UC Women's Group Mentoring Program/Judith's story
Most Significant Change 
Contact details 
Name of storyteller: Judith Anson
Name of person recording story: Mark Spain
Date of recording: 23 July 2010
How did you become involved in UC WGMP? 
Dianne Coward was a key person for initiating the program. I was grateful for the opportunity to chair the Women’s Group Mentoring Program by Val Clifford when she left. Both Dianne and Val enabled me to take a leadership position. I didn’t think I was worthy of this but they mentored me.
1. What changes have you noticed since you have finished the program? 
- Reading a book we used on group processes. I was a skilled facilitator but it gave me a theoretical framework. It made me reflect on facilitation as an important skill and a legitimate form of leadership.
2. What has been the MOST significant change? 
The most significant change for me was reading a book we used on group processes. I was a skilled facilitator but it gave me a theoretical framework. It made me reflect on facilitation as an important skill and a legitimate form of leadership.
Beginning (situation before the change)
I didn’t know I was skilled at facilitation. I didn’t know it was important. I was not fully aware of how well I could read people and situations and the emotional dynamic of interactions.
Middle (what happened)
It confirmed to me leadership can be from behind, sideways, a gentle hand or a kick up the bum. Many senior people don’t recognize what I call the social glue to allow collegiate, cooperative development.
End (situation after)
I am presently in a faculty that does value these skills. It grows? Me and gives me confidence. There are many ways to work with people to create results. I have turned this area into a highly interactive group. Like the WGMP I started with a retreat and an evening around the fire. I pulled them together in a month. It’s valuing people for their differences.
I did a workshop in 2003 where we divided into eight forms of leaders. Two of us came out as facilitative leaders. Others couldn’t see that you could be a leader any other way except from the front.
The head of school needed someone to do the day-to-day running in 2005. Then I was made Dean but I didn’t have research qualifications. It needed an outward looking role. I had a vision. We needed to knit people together with inter-professional practice and learning. I used these and other agreed principles to design and engage people to build the new building we will be housed in. It came to sixteen offices with big, little and no windows and we had seven principles to apply and three disciplines to fit people effectively into the offices. They are like tribes and weren’t going to be mixed up and heads needed to be next to support. The senior people ended up with the little windows facing west and the junior staff with big windows facing east. The only complaint I had was from one person who said their window was too big.

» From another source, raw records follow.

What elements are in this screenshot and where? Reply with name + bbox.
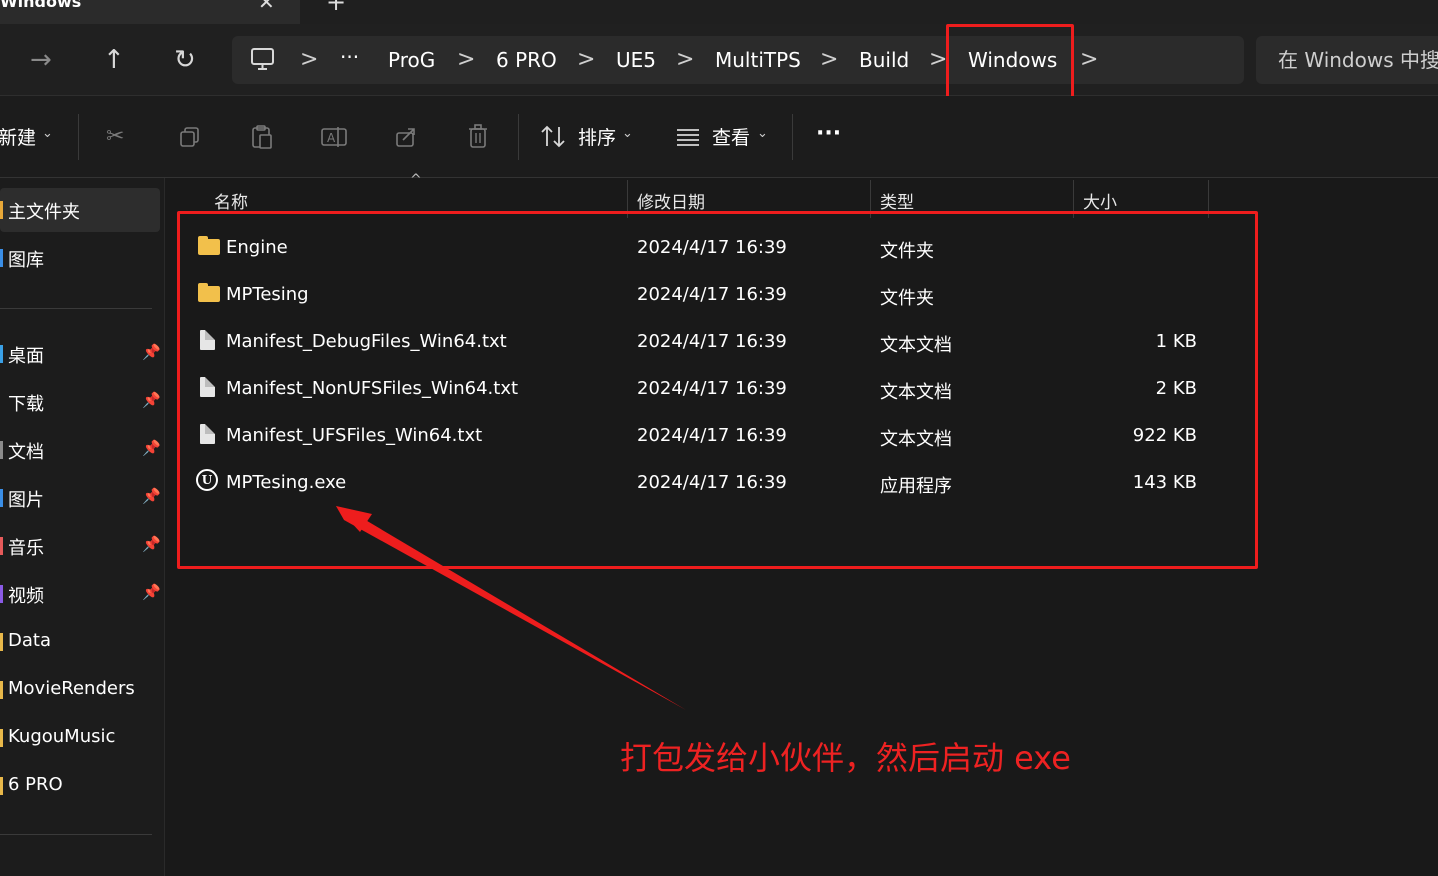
annotation-text: 打包发给小伙伴，然后启动 exe (620, 739, 1071, 777)
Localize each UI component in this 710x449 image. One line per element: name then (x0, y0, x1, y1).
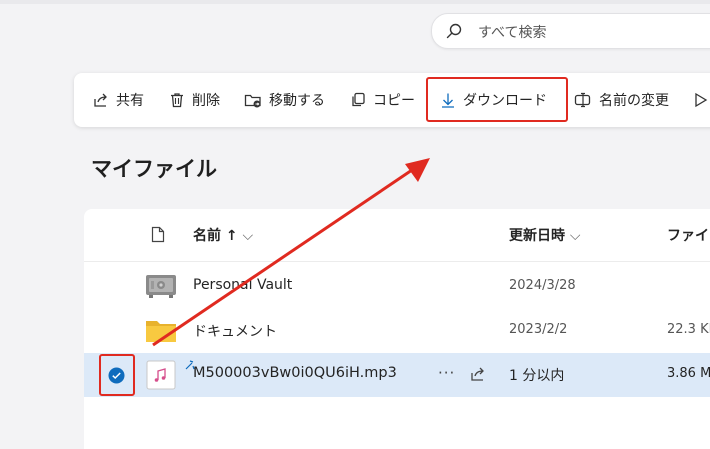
search-placeholder[interactable]: すべて検索 (478, 22, 546, 42)
file-modified: 1 分以内 (509, 368, 565, 384)
rename-icon (574, 92, 591, 108)
checkbox-highlight-box (99, 354, 135, 396)
share-icon[interactable] (470, 366, 486, 386)
command-bar: 共有 削除 移動する コピー ダウンロード 名前の変更 (74, 73, 710, 127)
column-name-header[interactable]: 名前 ↑ ⌵ (193, 225, 253, 245)
file-name[interactable]: Personal Vault (193, 277, 292, 293)
trash-icon (171, 93, 183, 108)
file-list: 名前 ↑ ⌵ 更新日時 ⌵ ファイ Personal Vault 2024/3/… (84, 209, 710, 449)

I am always encouraging women. I get pleasure from seeing people grow and move on. I am very pleased I got 100% USS scores for one of my units. I don’t need external affirmation. I’m lucky I’m in a position I don’t require financial gain. I love my students.
I want to look after these beginning researchers. I want their careers to blossom. If I didn’t have that I couldn’t keep working here. I loved being dean. I am very proud of my achievements. I have always liked teaching and taking people forward. We’ve just appointed three people to this area. They are fantastic researchers but they are not equipped to teach first year like their job expects. Our job is to nurture people.
3. Why was this change significant for you? 
It is significant because of two things:
- It gives me personal vindication by allowing others to fly
- To take the kernel of a potential and see it flourish gives me amazing satisfaction. To see other’s personal growth is very rewarding.
I’ve got kids coming back to me still to tell me how they are going. You’ve touched people’s lives.
My intention is to be a guiding light and supporting women, especially in science. Most women drop out at 40 in science. It’s stacked against them. You are judged more critically. This is why I got involved in the first place. A lot of successful women are single. There is a third whammy. Women are the social glue, facilitators and say yes to their own detriment. It is programs like the WGMP that are essential to help women step aside and get a different view.
Group mentoring works because women have a social network. The problem with splitting academics and general staff is class. The academic women are not always valuing what the general staff women have to bring. They are duplicating a male model for science. Male is one way. This is another way. Lab based science is very intensive. You have to give them resilience and a framework to do science differently.